Rosie has PPMS - the mean type. People with PPMS do often progress quite rapidly to the point where they require mobility aids, often electric wheelchairs or mobility scooters. They may develop all the symptoms of MS. As people will tell you it's not MS that can kill you it's the consequences of the symptoms that can. PPMS does not appear to be slowed by the use of interferons so most treatments are around helping people with PPMS cope with the disease. It is progressive and seems to be a fairly linear degeneration according to the neurologist I saw last month.
I read through the news report and felt there must be more as Rosie's biggest complaint was she was having to drink her yogurt because her tremor made it difficult to get her spoon to her mouth. There was a link to the court document and I hoped that it would provide more information. At this point I was of the opinion that we would certainly be better to have legalised voluntary euthanasia under medical supervision. Thus families would not be subjected to charges of assisted suicide or, at the very least, be able to be with their loved one as they died rather than having to find their body. This would also prevent the granny-cides, which people are often certain will happen.
The other point for legalising euthanasia is that it could be carried out when the person requesting it had reached their limits rather than requiring them to do it while they still can. Interestingly, at this point in writing my blog I had a tremor which made this entry disappear and created 3 drafts - this one and 2 blank ones!
At the time of her death Rosie's symptoms included "tremors that made it increasingly difficult to feed herself, difficulty walking, incontinence, and pain." She was "in pain, and losing the ability to walk and take care of herself. She hated the indignity of her condition and made the decision to end her life." Her decision was made sometime in 2010 and carried it out just after Christmas 2011. This is the only information provided on Rosie's symptoms so they may have been significantly worse or she may have had more debilitating ones as well.
This makes me think about the people I know with PPMS who self catheterise, use wheelchairs and scooters and have carers. These same people also go to music festivals, concerts and overseas holidays alone. It shows that different people can cope with different things. Certainly refutes the saying we're only given what we can bear.
I have noted that many people who commit suicide say they are doing so because they are a burden. I don't know how having an important person missing from your life and having to explain the loss can be any less of a burden than caring for someone you love. Again my opinion.
So how has reading this article affected me? Firstly, I had to explain to my son why someone with MS would do this. Then I looked at my current situation. I am unable to eat currently so I've looked at the alternatives. I know that if it doesn't improve there are feeding systems that can bypass the whole problem area. At present I would rather have a PEG than leave my family grieving. That is my opinion.
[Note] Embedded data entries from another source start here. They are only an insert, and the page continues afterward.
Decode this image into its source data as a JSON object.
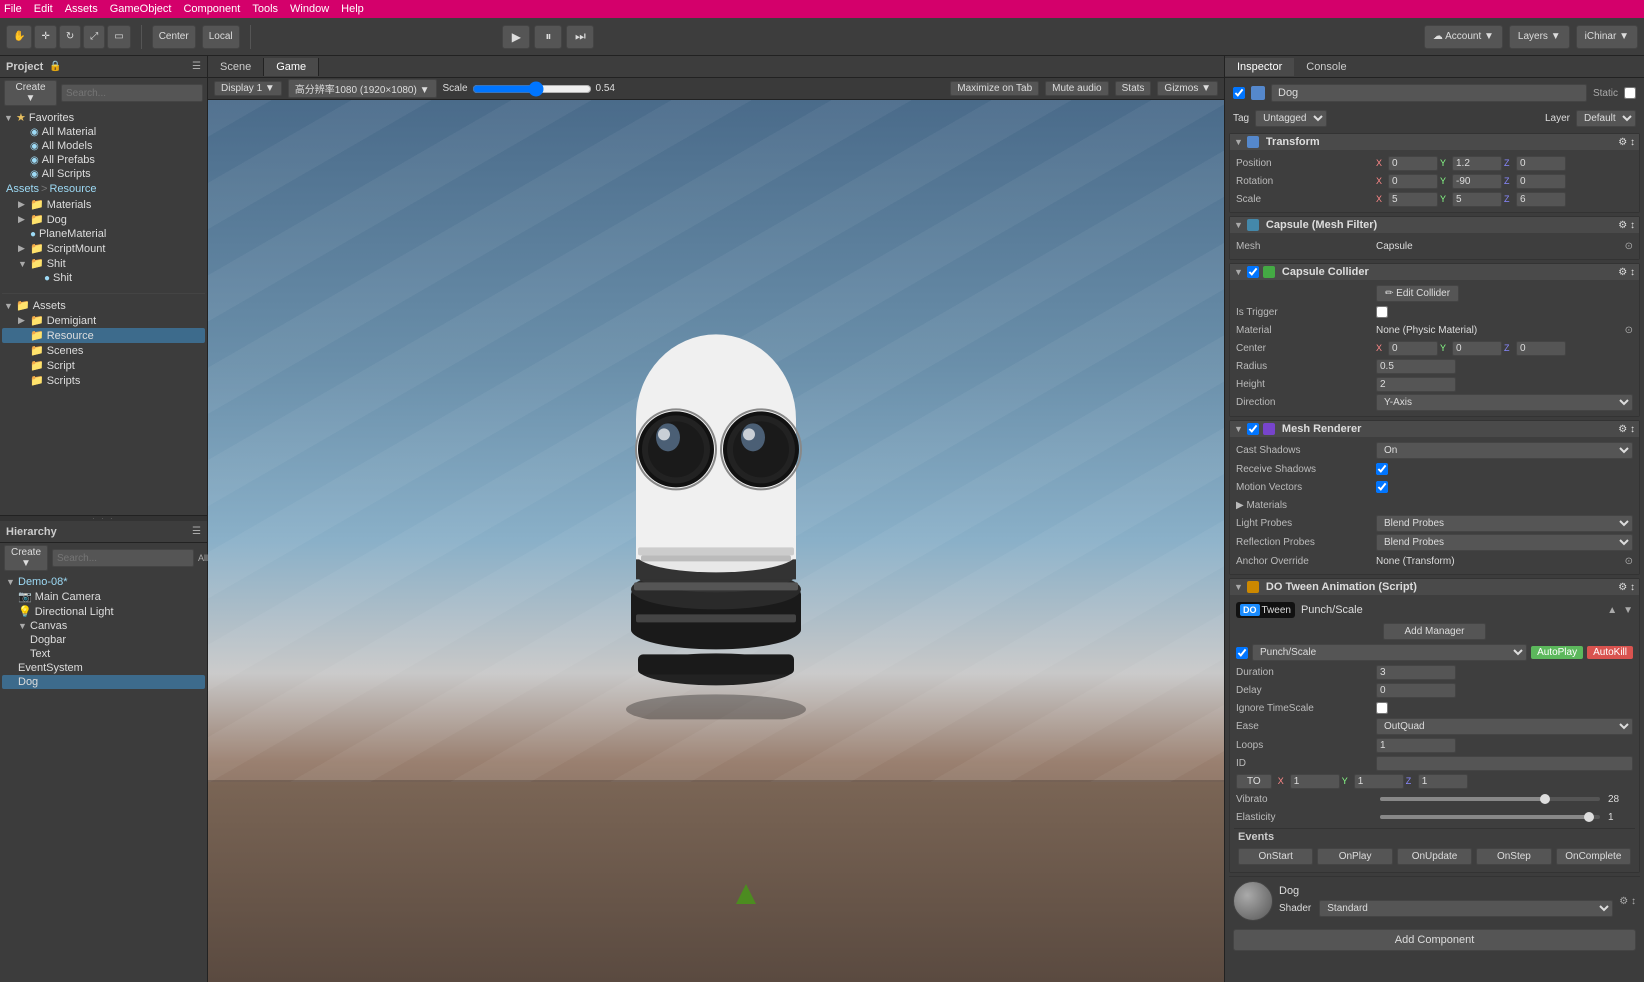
{
  "menubar": {
    "items": [
      "File",
      "Edit",
      "Assets",
      "GameObject",
      "Component",
      "Tools",
      "Window",
      "Help"
    ]
  },
  "toolbar": {
    "account_label": "Account",
    "layers_label": "Layers",
    "ichinbar_label": "iChinar",
    "play_btn": "▶",
    "pause_btn": "⏸",
    "step_btn": "⏭",
    "local_btn": "Local",
    "center_btn": "Center"
  },
  "project_panel": {
    "title": "Project",
    "favorites": {
      "label": "Favorites",
      "items": [
        "All Material",
        "All Models",
        "All Prefabs",
        "All Scripts"
      ]
    },
    "assets_header": "Assets  Resource",
    "assets_tree": [
      {
        "label": "Materials",
        "indent": 1,
        "type": "folder"
      },
      {
        "label": "Dog",
        "indent": 1,
        "type": "folder"
      },
      {
        "label": "PlaneMaterial",
        "indent": 1,
        "type": "file"
      },
      {
        "label": "ScriptMount",
        "indent": 1,
        "type": "folder"
      },
      {
        "label": "Shit",
        "indent": 1,
        "type": "folder"
      },
      {
        "label": "Shit",
        "indent": 2,
        "type": "file"
      }
    ],
    "bottom_tree": [
      {
        "label": "Assets",
        "indent": 0,
        "type": "folder",
        "expanded": true
      },
      {
        "label": "Demigiant",
        "indent": 1,
        "type": "folder"
      },
      {
        "label": "Resource",
        "indent": 1,
        "type": "folder",
        "selected": true
      },
      {
        "label": "Scenes",
        "indent": 1,
        "type": "folder"
      },
      {
        "label": "Script",
        "indent": 1,
        "type": "folder"
      },
      {
        "label": "Scripts",
        "indent": 1,
        "type": "folder"
      }
    ]
  },
  "hierarchy_panel": {
    "title": "Hierarchy",
    "scene": "Demo-08*",
    "items": [
      {
        "label": "Main Camera",
        "indent": 1,
        "type": "camera"
      },
      {
        "label": "Directional Light",
        "indent": 1,
        "type": "light"
      },
      {
        "label": "Canvas",
        "indent": 1,
        "type": "canvas",
        "expanded": true
      },
      {
        "label": "Dogbar",
        "indent": 2,
        "type": "obj"
      },
      {
        "label": "Text",
        "indent": 2,
        "type": "text"
      },
      {
        "label": "EventSystem",
        "indent": 1,
        "type": "obj"
      },
      {
        "label": "Dog",
        "indent": 1,
        "type": "obj",
        "selected": true
      }
    ]
  },
  "scene_tabs": {
    "tabs": [
      "Scene",
      "Game"
    ],
    "active": "Game"
  },
  "scene_toolbar": {
    "display": "Display 1",
    "resolution": "高分辨率1080 (1920×1080)",
    "scale_label": "Scale",
    "scale_value": "0.54",
    "maximize": "Maximize on Tab",
    "mute": "Mute audio",
    "stats": "Stats",
    "gizmos": "Gizmos"
  },
  "inspector": {
    "tabs": [
      "Inspector",
      "Console"
    ],
    "active": "Inspector",
    "game_object": "Dog",
    "static": "Static",
    "tag": "Untagged",
    "layer": "Default",
    "transform": {
      "label": "Transform",
      "position": {
        "x": "0",
        "y": "1.2",
        "z": "0"
      },
      "rotation": {
        "x": "0",
        "y": "-90",
        "z": "0"
      },
      "scale": {
        "x": "5",
        "y": "5",
        "z": "6"
      }
    },
    "mesh_filter": {
      "label": "Capsule (Mesh Filter)",
      "mesh": "Capsule"
    },
    "capsule_collider": {
      "label": "Capsule Collider",
      "is_trigger": false,
      "material": "None (Physic Material)",
      "center": {
        "x": "0",
        "y": "0",
        "z": "0"
      },
      "radius": "0.5",
      "height": "2",
      "direction": "Y-Axis"
    },
    "mesh_renderer": {
      "label": "Mesh Renderer",
      "cast_shadows": "On",
      "receive_shadows": true,
      "motion_vectors": true,
      "materials": "Materials",
      "light_probes": "Blend Probes",
      "reflection_probes": "Blend Probes",
      "anchor_override": "None (Transform)"
    },
    "dotween": {
      "label": "DO Tween Animation (Script)",
      "punch_scale": "Punch/Scale",
      "autoplay": "AutoPlay",
      "autokill": "AutoKill",
      "duration": "3",
      "delay": "0",
      "ignore_timescale": false,
      "ease": "OutQuad",
      "loops": "1",
      "id": "",
      "to_label": "TO",
      "to_x": "1",
      "to_y": "1",
      "to_z": "1",
      "vibrato": "28",
      "vibrato_pct": 75,
      "elasticity": "1",
      "elasticity_pct": 95
    },
    "events": {
      "label": "Events",
      "buttons": [
        "OnStart",
        "OnPlay",
        "OnUpdate",
        "OnStep",
        "OnComplete"
      ]
    },
    "material": {
      "label": "Dog",
      "shader_label": "Shader",
      "shader": "Standard"
    },
    "add_component": "Add Component"
  }
}
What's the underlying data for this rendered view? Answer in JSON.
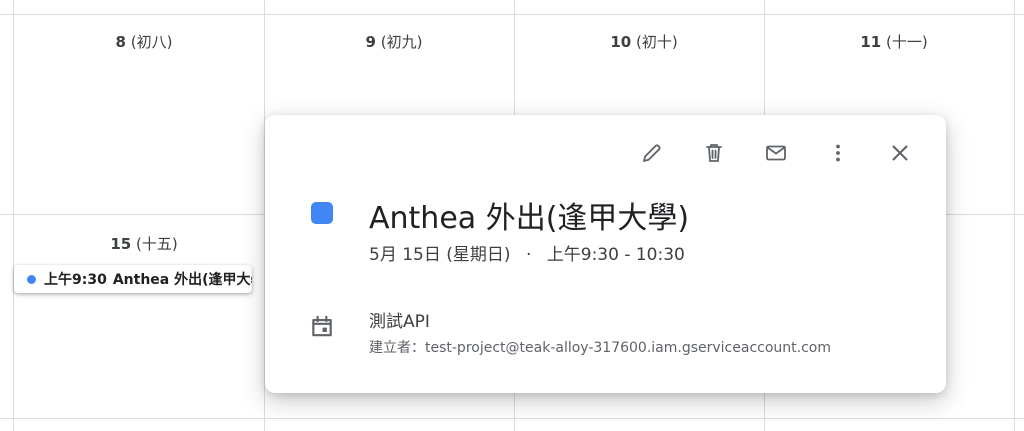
{
  "calendar": {
    "week1": [
      {
        "date": "8",
        "lunar": "(初八)"
      },
      {
        "date": "9",
        "lunar": "(初九)"
      },
      {
        "date": "10",
        "lunar": "(初十)"
      },
      {
        "date": "11",
        "lunar": "(十一)"
      }
    ],
    "week2": [
      {
        "date": "15",
        "lunar": "(十五)"
      }
    ],
    "event_chip": {
      "time": "上午9:30",
      "title": "Anthea 外出(逢甲大學)",
      "color": "#4285f4"
    }
  },
  "popup": {
    "toolbar": {
      "edit_icon": "pencil-icon",
      "delete_icon": "trash-icon",
      "email_icon": "envelope-icon",
      "more_icon": "more-vert-icon",
      "close_icon": "close-icon"
    },
    "event_color": "#4285f4",
    "title": "Anthea 外出(逢甲大學)",
    "date": "5月 15日 (星期日)",
    "separator": "·",
    "time": "上午9:30 - 10:30",
    "calendar_icon": "calendar-icon",
    "calendar_name": "測試API",
    "creator": "建立者：test-project@teak-alloy-317600.iam.gserviceaccount.com"
  }
}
I struggle to walk and constantly push myself (thank you marathon training) and use a crutch and occasionally a wheelchair but I would rather be in a wheelchair than leave my family. I am taking so many tablets I rattle but I hope that they will help me feel at least a little better. I have speech difficulties that mean I struggle to converse sometimes. My memory is shit and this makes writing difficult. It does mean I regularly get to enjoy movies I've already seen and books I've already read with new eyes. I can't see clearly out of my right eye but my left works. I have no feeling in my feet but that has it's advantages. The biggie for me is I can not work in the job I love because the governing body deems me not worthy of being a midwife as I can't function in all areas. The euthanasia I'm considering in that case is not my own. But I personally cannot see a point at which I'd say pull the plug.
So I support legislation making the decisions some people may wish to make legal but I am not interested in taking up the offer and I would sincerely hope no one suggests it to me. I would hope it would only be legal at a point where quality of life is intolerable rather than inconvenient. And I would hope that the month around Christmas would be a no euthanasia zone because that is supposed to be a time of joy and togetherness and not to be spoilt by intentional death as opposed to accidental but that's just my opinion.